Conflicto
El Concello de Bueu reabre el parque infantil de As Lagoas tras las protestas vecinales por su uso para el SonRías Baixas
La zona estaba acotada como espacio de comedor dentro de la superficie del festival

Un momento de la retirada de las vallas del parque infantil de As Lagoas. / Gonzalo Núñez
El Concello de Bueu ha procedido este mediodía a la reapertura del parque infantil de As Lagoas, reservado inicialmente para el uso del Festival SonRías Baixas como espacio de comedor. La decisión se ha adoptado después de haberse hecho eco de las quejas expresadas por vecinos y de haber mantenido una reunión con los responsables del evento. Finalmente, se ha optado por devolver la zona a su estado primitivo. El propio personal del festival es el que se encargó de retirar las mesas y sillas, así como el vallado perimetral para que, poco después de las dos de la tarde, el recinto estuviese abierto nuevamente. La nueva ubicación de la zona de comedor está pegada al parque, junto a las foodtrucks.
En paralelo, en las redes sociales del concello el alcalde, Félix Juncal, anunciaba la medida adoptada, además de trasladar sus disculpas a los vecinos que se sintiesen afectados. En esta línea, apuntó que la elección del parque infantil como zona de para comer dentro del recinto del festival obedecía a una situación puntual debido a las limitaciones de espacio en el área por las obras del parque Urbano Lugrís. Y es que la idea inicial del concello era la de poder utilizar para el festival una de las zonas afectadas por los trabajos en marcha, pero desafortunadamente la evolución de los mismos no ha sido tan rápida como se esperaba.
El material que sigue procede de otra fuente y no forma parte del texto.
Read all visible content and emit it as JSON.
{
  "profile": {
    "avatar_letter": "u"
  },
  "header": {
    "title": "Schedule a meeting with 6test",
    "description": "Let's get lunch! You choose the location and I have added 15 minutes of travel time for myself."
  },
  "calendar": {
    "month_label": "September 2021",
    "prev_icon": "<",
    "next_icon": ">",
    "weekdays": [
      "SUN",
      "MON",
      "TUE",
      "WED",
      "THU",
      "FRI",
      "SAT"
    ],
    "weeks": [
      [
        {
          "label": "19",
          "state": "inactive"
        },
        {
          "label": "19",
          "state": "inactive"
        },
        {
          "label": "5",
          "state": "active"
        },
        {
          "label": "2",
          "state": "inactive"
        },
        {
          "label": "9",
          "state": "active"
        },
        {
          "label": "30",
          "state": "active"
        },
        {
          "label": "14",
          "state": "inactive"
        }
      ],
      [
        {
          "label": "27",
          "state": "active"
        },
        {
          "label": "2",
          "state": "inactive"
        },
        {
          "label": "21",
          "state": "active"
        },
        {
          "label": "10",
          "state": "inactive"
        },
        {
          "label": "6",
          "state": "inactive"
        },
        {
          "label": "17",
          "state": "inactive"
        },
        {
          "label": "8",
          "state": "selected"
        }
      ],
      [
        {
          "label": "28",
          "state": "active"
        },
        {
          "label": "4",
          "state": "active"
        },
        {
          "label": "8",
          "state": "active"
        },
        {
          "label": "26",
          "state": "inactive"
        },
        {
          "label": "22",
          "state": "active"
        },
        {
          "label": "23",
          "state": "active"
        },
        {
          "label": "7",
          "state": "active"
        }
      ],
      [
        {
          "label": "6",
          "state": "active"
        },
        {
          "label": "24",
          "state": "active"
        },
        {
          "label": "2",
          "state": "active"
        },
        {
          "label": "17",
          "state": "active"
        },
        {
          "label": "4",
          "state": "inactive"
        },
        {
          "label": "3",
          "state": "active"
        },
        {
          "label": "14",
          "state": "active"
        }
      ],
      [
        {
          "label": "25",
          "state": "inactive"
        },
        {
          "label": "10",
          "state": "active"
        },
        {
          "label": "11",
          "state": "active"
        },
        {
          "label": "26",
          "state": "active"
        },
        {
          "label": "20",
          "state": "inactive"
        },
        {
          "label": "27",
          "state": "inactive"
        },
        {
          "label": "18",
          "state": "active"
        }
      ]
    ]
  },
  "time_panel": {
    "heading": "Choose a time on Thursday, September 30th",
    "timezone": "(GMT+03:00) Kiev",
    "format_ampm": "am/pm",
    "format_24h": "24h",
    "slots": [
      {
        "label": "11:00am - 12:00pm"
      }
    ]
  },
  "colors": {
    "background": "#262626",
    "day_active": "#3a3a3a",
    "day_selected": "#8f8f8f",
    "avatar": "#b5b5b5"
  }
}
Un momento de la reunión entre Félix Juncal y varios de sus ediles con los vecinos de la protesta. / Gonzalo Núñez
Las redes sociales fueron el germen de un malestar que fue creciendo poco a poco hasta derivar en la convocatoria de una concentración de protesta frente a la casa consistorial. El acto no llegó a celebrarse, toda vez que Juncal bajó para invitar a los presentes -entre 60 y 70 personas- a entrevistarse con él en el salón de plenos, en una cita a la que también acudieron los concejales Isabel Quintás, Xosé Leal y Carmen García.
La reunión sirvió para que los afectados defendiesen el derecho de los niños a poder utilizar el parque infantil libremente, pero también para poner de manifiesto que la ocupación de ese espacio «es solo la gota que colma el vaso» por las molestias que, en su opinión, ocasiona este evento, uno de los que genera una mayor movilización de visitantes en Bueu, pero también un mayor retorno económico.
De este modo, algunos de los presentes apuntaron al hecho de que el SonRías «acapara el pueblo y deben ser ellos los que se adapten al pueblo y no al contrario». La insuficiencia de aparcamientos y la expansión de las dimensiones del evento fueron otros de los puntos de fricción expresados por los vecinos, aludiendo a que esto era generado por «un festival privado».

Parque infantil de As Lagoas acotado para el uso del SonRías Baixas, antes de ser retiradas las vallas, mesas y sillas. / Gonzalo Núñez
Juncal defendió que «el 90 por ciento de los espacios del festival son los mismos que los del año pasado», sin que hubiese esa contestación social, y preguntó retóricamente si el SonRías Baixas era el único evento en el que se cortan calles o provoca escasez de aparcamiento. Asimismo, razonó que desde hace dos años se mantiene abierto el llamado aparcamiento de Rosa dos Ventos y que el año pasado se puso en funcionamiento el de Ramón Bares. Y sentenció explicando que el uso del parque infantil fue una solución de emergencia «que no volverá a suceder» y que respondía al hecho de no poder utilizar el área afectada por la obra del Parque Urbano Lugrís.
La reunión finalizó con el compromiso del regidor de informar por las redes sociales del concello de la decisión adoptada, si bien los manifestantes tenían previsto «ocupar» el parque infantil por la tarde, algo que finalmente no ha sido necesario al abrirse al público de nuevo.